Sure, this might sound more melancholy or pessimistic. Some might even say that “no regrets” is on their bucket list. But let me explain the difference.
We all know the concept of a bucket list. We fill them up with things like “visit the Grand Canyon” or “go skydiving,” but then what happens? Do we do these things? Or do they just sit on our internal, mental hard drive, taunting us with each year that passes without crossing them off? And what happens when we do cross things off? Do we feel some kind of huge satisfaction, like our life had more meaning? Maybe. Sometimes. But not always.
The trouble, as I see it, is that we’ve been thinking of bucket lists all wrong. “We think we make bucket lists to ward off regret, but really they help us ward off death,” Lori Gottlieb wrote in her memoir “Maybe You Should Talk to Someone” (a really insightful book, but I digress). I hadn’t heard it put this way before, but I think it makes perfect sense. We fill our bucket lists with wild and amazing things, in part, to give our lives meaning, to stretch them out and fill them up – regardless of whether we do these things or not.
“The longer our bucket lists are, the more time we imagine we have left to accomplish everything on them. Cutting the list down, however, makes a tiny dent in our denial systems, forcing us to acknowledge a sobering truth: Life has a 100 percent mortality rate.”
Well, shit. But also, spot on.
I don’t want to live the rest of my life filling up a bucket list of things that I may or may not actually accomplish. I want to spend my life doing things that matter – to me and to others. Which is why I abandoned the concept of a bucket list, in favor of a regret list. In other words, instead of asking “what do I want to do before I die?,” I’ve been asking myself, “what will I regret not doing while I’m alive?”
For instance, I’d love to visit Iceland and Thailand and Russia. These are things that I would have had on my bucket list. But will I regret not doing them? Probably not.
What will I regret not doing? Spending time with family, traveling, making the difference in the life of a child. Those are the kinds of things I’ll regret.

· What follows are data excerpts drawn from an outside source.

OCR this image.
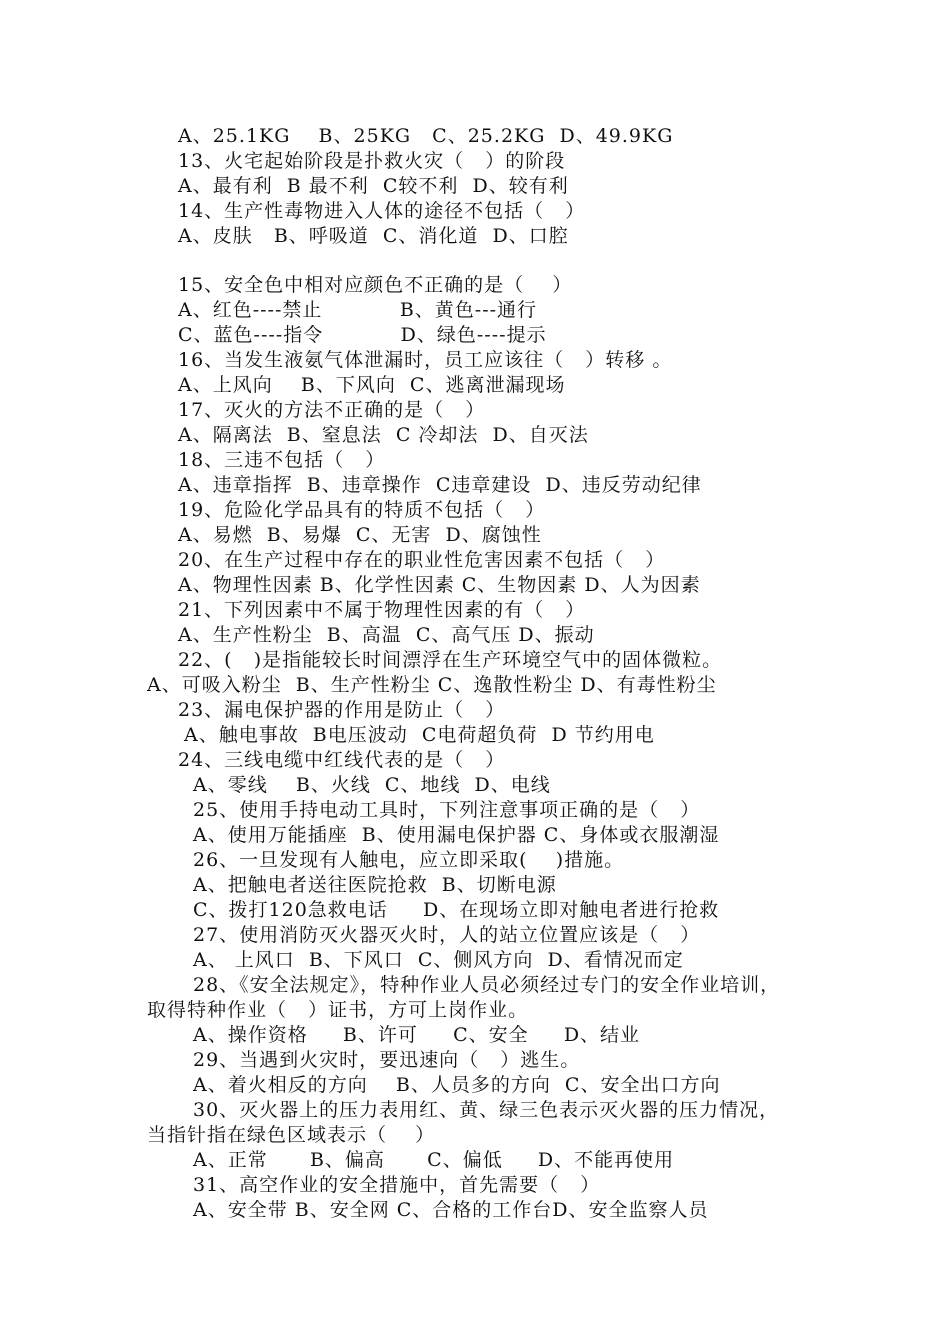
A、25.1KG    B、25KG   C、25.2KG  D、49.9KG
13、火宅起始阶段是扑救火灾（   ）的阶段
A、最有利  B 最不利  C较不利  D、较有利
14、生产性毒物进入人体的途径不包括（   ）
A、皮肤   B、呼吸道  C、消化道  D、口腔
15、安全色中相对应颜色不正确的是（    ）
A、红色----禁止           B、黄色---通行
C、蓝色----指令           D、绿色----提示
16、当发生液氨气体泄漏时，员工应该往（   ）转移 。
A、上风向    B、下风向  C、逃离泄漏现场
17、灭火的方法不正确的是（   ）
A、隔离法  B、窒息法  C 冷却法  D、自灭法
18、三违不包括（   ）
A、违章指挥  B、违章操作  C违章建设  D、违反劳动纪律
19、危险化学品具有的特质不包括（   ）
A、易燃  B、易爆  C、无害  D、腐蚀性
20、在生产过程中存在的职业性危害因素不包括（   ）
A、物理性因素 B、化学性因素 C、生物因素 D、人为因素
21、下列因素中不属于物理性因素的有（   ）
A、生产性粉尘  B、高温  C、高气压 D、振动
22、(   )是指能较长时间漂浮在生产环境空气中的固体微粒。
A、可吸入粉尘  B、生产性粉尘 C、逸散性粉尘 D、有毒性粉尘
23、漏电保护器的作用是防止（   ）
A、触电事故  B电压波动  C电荷超负荷  D 节约用电
24、三线电缆中红线代表的是（   ）
A、零线    B、火线  C、地线  D、电线
25、使用手持电动工具时，下列注意事项正确的是（   ）
A、使用万能插座  B、使用漏电保护器 C、身体或衣服潮湿
26、一旦发现有人触电，应立即采取(    )措施。
A、把触电者送往医院抢救  B、切断电源
C、拨打120急救电话     D、在现场立即对触电者进行抢救
27、使用消防灭火器灭火时，人的站立位置应该是（   ）
A、 上风口  B、下风口  C、侧风方向  D、看情况而定
28、《安全法规定》，特种作业人员必须经过专门的安全作业培训，
取得特种作业（   ）证书，方可上岗作业。
A、操作资格     B、许可     C、安全     D、结业
29、当遇到火灾时，要迅速向（   ）逃生。
A、着火相反的方向    B、人员多的方向  C、安全出口方向
30、灭火器上的压力表用红、黄、绿三色表示灭火器的压力情况，
当指针指在绿色区域表示（    ）
A、正常      B、偏高      C、偏低     D、不能再使用
31、高空作业的安全措施中，首先需要（   ）
A、安全带 B、安全网 C、合格的工作台D、安全监察人员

None of this is to knock the concept of bucket lists. In fact, I love the idea so much that, left unchecked, my own bucket list would probably be a mile long because there is so much I want to do in my “one wild and precious life.” The list would be so full and contradictory that I probably would be overwhelmed into paralysis and do none of them. I need to focus on what really matters to me. Enter: the regrets – or maybe more aptly named, the no regrets — list.
I don’t want to hide behind a list of things I hope to do one day; I want to actually do things that matter. And to do that, I’ve found that thinking about potential regrets – however morbid or pessimistic that might seem – is the way for me to do it.